When Stalin got back from Leningrad, the law was made more specific:
The investigation of such cases must be completed in no more than ten days;
The charges will be handed to the accused twenty-four hours before the court examines the case;
The case will be heard with no participation by other parties;
No appeals for quashing the verdict or for mercy will be allowed;
The death sentence is to be carried out as soon as it has been pronounced.1
Stalin made this ruthless decree the basis for dispatching hundreds of thousands until more legalistic measures were introduced in 1939.

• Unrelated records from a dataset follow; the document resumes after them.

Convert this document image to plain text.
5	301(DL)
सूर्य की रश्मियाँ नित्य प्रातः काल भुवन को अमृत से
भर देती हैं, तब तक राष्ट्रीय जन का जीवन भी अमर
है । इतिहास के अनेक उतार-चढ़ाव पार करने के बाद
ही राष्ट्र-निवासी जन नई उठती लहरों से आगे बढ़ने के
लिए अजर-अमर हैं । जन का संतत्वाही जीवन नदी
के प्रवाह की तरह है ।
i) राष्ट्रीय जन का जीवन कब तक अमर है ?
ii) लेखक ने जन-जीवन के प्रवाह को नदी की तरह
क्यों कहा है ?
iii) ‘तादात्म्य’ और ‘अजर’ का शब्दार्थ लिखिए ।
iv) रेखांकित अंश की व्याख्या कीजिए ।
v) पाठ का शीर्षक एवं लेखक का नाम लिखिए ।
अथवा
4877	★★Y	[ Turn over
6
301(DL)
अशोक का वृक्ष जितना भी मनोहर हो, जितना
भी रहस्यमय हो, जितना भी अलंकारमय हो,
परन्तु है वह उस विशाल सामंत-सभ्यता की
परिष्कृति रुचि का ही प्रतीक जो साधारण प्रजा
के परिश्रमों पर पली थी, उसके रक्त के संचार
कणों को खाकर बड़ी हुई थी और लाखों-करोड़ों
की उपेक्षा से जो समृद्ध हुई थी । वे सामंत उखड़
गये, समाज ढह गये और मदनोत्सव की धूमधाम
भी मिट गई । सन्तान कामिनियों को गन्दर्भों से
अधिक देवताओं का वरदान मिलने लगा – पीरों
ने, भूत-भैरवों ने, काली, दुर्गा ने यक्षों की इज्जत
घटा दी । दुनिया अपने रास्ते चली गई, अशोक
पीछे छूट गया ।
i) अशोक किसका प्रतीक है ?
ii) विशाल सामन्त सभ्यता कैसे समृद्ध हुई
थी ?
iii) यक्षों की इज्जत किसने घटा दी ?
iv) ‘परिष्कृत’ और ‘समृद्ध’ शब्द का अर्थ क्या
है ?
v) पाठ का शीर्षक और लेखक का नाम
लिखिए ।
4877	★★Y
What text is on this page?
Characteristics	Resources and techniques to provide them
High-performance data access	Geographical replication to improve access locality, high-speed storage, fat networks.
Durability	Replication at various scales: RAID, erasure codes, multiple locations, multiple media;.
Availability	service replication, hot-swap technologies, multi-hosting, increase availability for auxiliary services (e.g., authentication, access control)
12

Many believe that Stalin drafted this law and ordered his special train to Leningrad before Kirov’s murder, in other words that he had planned it. Stalin’s office register shows, however, that the law was signed by Kalinin and Enukidze between 6 and 8 p.m., and the railway archives that the train was booked after the murder.2
Party commissions between 1956 and 1990, witnesses’ testimonies, and archival searches have not proved Stalin’s complicity, and the simplest explanation seems the best: that Leonid Nikolaev was a demented, aggrieved killer acting on his own, aided only by luck in encountering Kirov when he was unguarded.Stalin had several times in the 1920s shown that he could order the death of a man whom he had only days before embraced, but he began to terrify his inner circle only after 1934. Why should he turn on Kirov, whom he had sent to replace Zinoviev in Leningrad and whose record since the revolution had been to consistently follow and applaud his policies? Some of the very few delegates to the seventeenth party congress of spring 1934 who survived Stalin alleged that there were meetings of malcontents—one in the quarters of Sergo Orjonikidze, then Stalin’s closest friend—plotting to vote for Kirov rather than Stalin as general secretary. In the event there were, it seems, only three votes against Stalin. Some say that Stalin had several hundred ballot papers burned. Others allege that Kirov told Stalin of the plot and then despaired, convinced that his “head was on the scaffold,” that “Stalin would never forgive” his being nominated. But these accounts emanate from persons, such as Kirov’s sister-in-law Sofia, who were not close to him, and they contradict known facts. It is true that three surviving delegates who counted ballots agree that there were two or three votes against Stalin and that there were about 300 fewer ballot papers than delegates, but had papers crossing out Stalin’s name been destroyed or had some delegates failed to vote?
Nobody saw a burned ballot paper and its seems unlikely that Kirov would have let his name go forward. Kirov shunned high-level politics; although a good orator, he preferred contact with the party and factory workers in Leningrad, as he had in the north Caucasus. He had no vision of his own. He had last seen Stalin on November 28 when they had been to the theater together and Stalin saw him off at the railway station. The Kirovs had been family friends of the Stalins for years. After Nadezhda’s suicide, Kirov and Orjonikidze kept Stalin company through the night. During summer breaks in the Caucasus Kirov and Stalin took the Matsesta mud baths together. Kirov was one of only two men in front of whom Stalin would undress. (Nikolai Vlasik, Stalin’s bodyguard, enjoyed the same intimacy.) They played skittles together, Stalin partnering a kitchen worker, Kirov partnering Vlasik. The only blot on Kirov’s copybook was that he had been a versatile and open-minded journalist on a politically middle-of-the-road Vladikavkaz newspaper before the revolution, but Stalin liked his subordinates to have a questionable past.